Warning: This library includes all items relevant to health product marketing that we are aware of regardless of quality. Often we do not agree with all or part of the contents.

 

Publication type: Magazine

Lewindon N
Free time is worth a free lunch
Australian Doctor 2006 Aug 2523


Full text:

Editor The article ‘Code worth embracing’ by the Australian Competition and Consumer Commission chairman Graeme Samuel (Gut Feelings, 11 August) regarding the Medicines Australia Code of Conduct is offensive. It is not aimed at protecting the good reputation of Australia’s doctors; it is based on the premise that doctors are prepared to prostitute the best care for their patients to the highest pharmaceutical bidder.

Mr Samuel believes doctors should continue to place the practice of medicine above their own health and wellbeing by conducting in their own precious non-work time the burgeoning obligation of staying informed – unpaid and unrewarded.
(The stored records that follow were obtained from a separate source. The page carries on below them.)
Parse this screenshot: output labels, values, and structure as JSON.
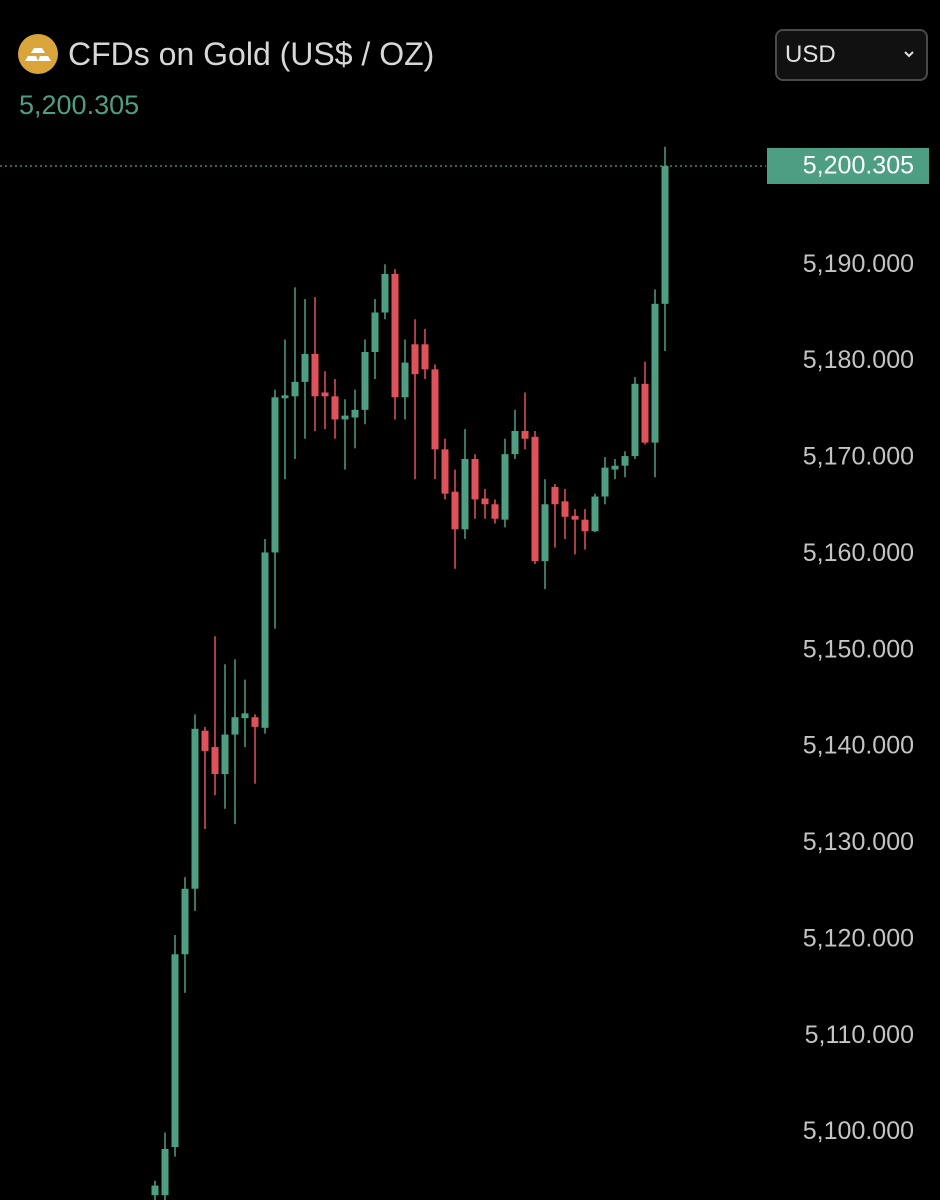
{
  "chart_data": {
    "type": "candlestick",
    "title": "CFDs on Gold (US$ / OZ)",
    "currency": "USD",
    "last_price": {
      "value": 5200.305,
      "label": "5,200.305"
    },
    "up_color": "#4e9e84",
    "down_color": "#e0525a",
    "ylim": [
      5093,
      5203
    ],
    "yticks": [
      {
        "value": 5100,
        "label": "5,100.000"
      },
      {
        "value": 5110,
        "label": "5,110.000"
      },
      {
        "value": 5120,
        "label": "5,120.000"
      },
      {
        "value": 5130,
        "label": "5,130.000"
      },
      {
        "value": 5140,
        "label": "5,140.000"
      },
      {
        "value": 5150,
        "label": "5,150.000"
      },
      {
        "value": 5160,
        "label": "5,160.000"
      },
      {
        "value": 5170,
        "label": "5,170.000"
      },
      {
        "value": 5180,
        "label": "5,180.000"
      },
      {
        "value": 5190,
        "label": "5,190.000"
      }
    ],
    "open": [
      5093.5,
      5093.5,
      5098.5,
      5118.5,
      5125.3,
      5141.7,
      5140,
      5137.2,
      5141.3,
      5143,
      5143.1,
      5142,
      5160.2,
      5176.2,
      5176.4,
      5177.9,
      5180.8,
      5176.8,
      5176.4,
      5174,
      5174.2,
      5175,
      5181,
      5185.1,
      5189.1,
      5176.3,
      5181.8,
      5181.8,
      5179.2,
      5170.9,
      5166.5,
      5162.6,
      5169.9,
      5165.8,
      5165.2,
      5163.6,
      5170.4,
      5172.8,
      5172.2,
      5159.3,
      5167,
      5165.5,
      5164,
      5163.6,
      5162.4,
      5166,
      5168.8,
      5169.2,
      5170.2,
      5177.7,
      5171.6,
      5186
    ],
    "high": [
      5095,
      5100,
      5120.5,
      5126.5,
      5143.4,
      5142.1,
      5151.5,
      5148.6,
      5149.1,
      5147,
      5143.4,
      5161.6,
      5177.1,
      5182.3,
      5187.7,
      5186.5,
      5186.7,
      5179,
      5178.2,
      5176.1,
      5177.1,
      5182.3,
      5186.5,
      5190.1,
      5189.6,
      5182.3,
      5184.4,
      5183.4,
      5179.7,
      5172,
      5168.8,
      5173,
      5170.4,
      5166.8,
      5165.7,
      5172,
      5175,
      5176.8,
      5172.8,
      5167.8,
      5167.3,
      5166.8,
      5164.7,
      5164.7,
      5166.3,
      5170.1,
      5169.9,
      5170.7,
      5178.4,
      5180,
      5187.5,
      5202.3
    ],
    "low": [
      5093,
      5093,
      5097.5,
      5114.5,
      5123,
      5131.5,
      5135,
      5133.6,
      5132,
      5140,
      5136.2,
      5141.4,
      5152.3,
      5167.8,
      5169.9,
      5172,
      5172.8,
      5173,
      5172,
      5168.8,
      5171,
      5173.5,
      5178.2,
      5184.4,
      5174,
      5174,
      5167.8,
      5178.2,
      5167.8,
      5165.7,
      5158.5,
      5161.6,
      5163.7,
      5163.7,
      5163.2,
      5162.8,
      5169.9,
      5170.9,
      5159,
      5156.4,
      5160.7,
      5161.6,
      5160,
      5160.5,
      5162.3,
      5165.2,
      5167.8,
      5168,
      5169.9,
      5171.4,
      5168,
      5181.1
    ],
    "close": [
      5094.5,
      5098.3,
      5118.5,
      5125.3,
      5141.9,
      5139.6,
      5137.2,
      5141.3,
      5143.1,
      5143.5,
      5142.1,
      5160.2,
      5176.3,
      5176.5,
      5177.9,
      5180.8,
      5176.4,
      5176.4,
      5174,
      5174.4,
      5175,
      5181,
      5185.1,
      5189.1,
      5176.3,
      5179.9,
      5178.7,
      5179.2,
      5170.9,
      5166.3,
      5162.6,
      5169.9,
      5165.7,
      5165.2,
      5163.7,
      5170.4,
      5172.8,
      5172,
      5159.3,
      5165.2,
      5165.2,
      5163.9,
      5163.6,
      5162.4,
      5166,
      5169,
      5169.2,
      5170.2,
      5177.7,
      5171.6,
      5186,
      5200.305
    ]
  }
}
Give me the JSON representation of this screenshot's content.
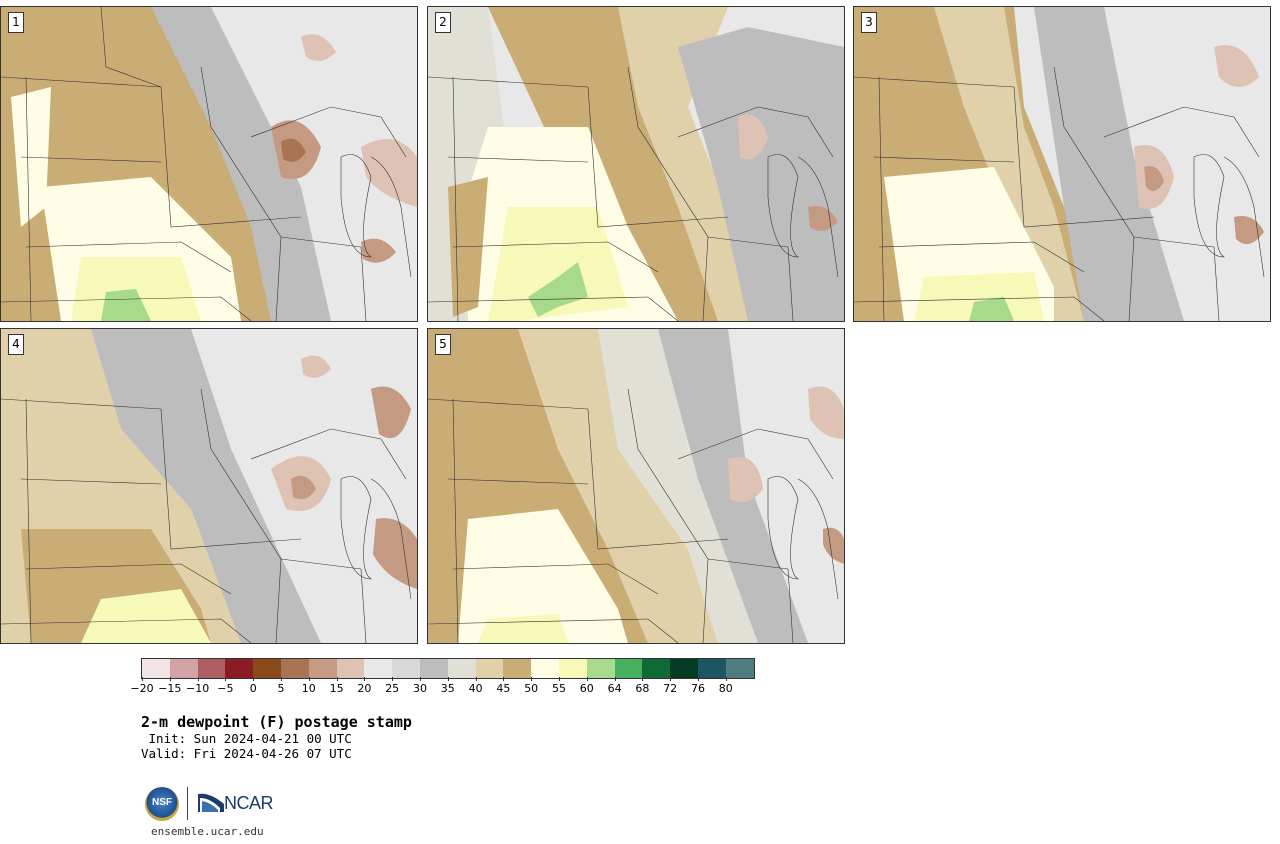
{
  "panels": [
    {
      "label": "1"
    },
    {
      "label": "2"
    },
    {
      "label": "3"
    },
    {
      "label": "4"
    },
    {
      "label": "5"
    }
  ],
  "colorbar": {
    "colors": [
      "#f2e4e4",
      "#d3a2a4",
      "#ad5f62",
      "#8c1c24",
      "#8b4a1a",
      "#a87452",
      "#c49a82",
      "#dec3b5",
      "#e8e8e8",
      "#d9d9d9",
      "#bdbdbd",
      "#e1e0d6",
      "#e1d1ab",
      "#c9ad75",
      "#fffde6",
      "#f7f9b8",
      "#a8da8c",
      "#46b060",
      "#0e6b36",
      "#033c22",
      "#1c5564",
      "#507c7f"
    ],
    "tick_labels": [
      "−20",
      "−15",
      "−10",
      "−5",
      "0",
      "5",
      "10",
      "15",
      "20",
      "25",
      "30",
      "35",
      "40",
      "45",
      "50",
      "55",
      "60",
      "64",
      "68",
      "72",
      "76",
      "80"
    ]
  },
  "title": "2-m dewpoint (F) postage stamp",
  "init_line": " Init: Sun 2024-04-21 00 UTC",
  "valid_line": "Valid: Fri 2024-04-26 07 UTC",
  "logo": {
    "nsf_text": "NSF",
    "ncar_text": "NCAR"
  },
  "website": "ensemble.ucar.edu"
}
As both organiser and delegate of many meetings, it is clear to me doctors attend only meetings that have a reputation for being informative and clinically useful. Doctors have little to gain and much to lose by not choosing the best treatments for their patients.

Sponsoring companies try to persuade us of the superiority of products, but this is the business of everyday life and doctors are well equipped to represent their patients in this regard. And where there is equivalence between products, where is the harm if one is potentially prescribed over another as a result of advertising?

The doctor, both specialist and GP, is burdened with the obligation to keep up to date on behalf of patients at a time of unprecedented change. Educational meetings with specialists and colleagues provide the forum for optimal, unbiased updating, but where is the time and who is to pay for this transfer of information? The government? The patient? The only time available is after hours and at weekends, at cost to family and relaxation time. It is our prime time that is being sacrificed for this information transfer.

Some doctors feel embarrassed to attend a meeting at a cost of $200 per head. Should I be so lucky to attended such a meeting I would not be embarrassed nor feel the need to hide this from Mr Samuel or my patients.

How much does it cost to buy the time of a top professional for three hours at penalty rates? I think $200, or more, is a bargain for the patient whose doctor is being updated with direct benefits for them.

We have nothing to hide from Mr Samuel or our patients. He should take his insinuations about our motivations and penny-pinching guidelines and impose them on the trough-rummaging snouts of our bureaucrats.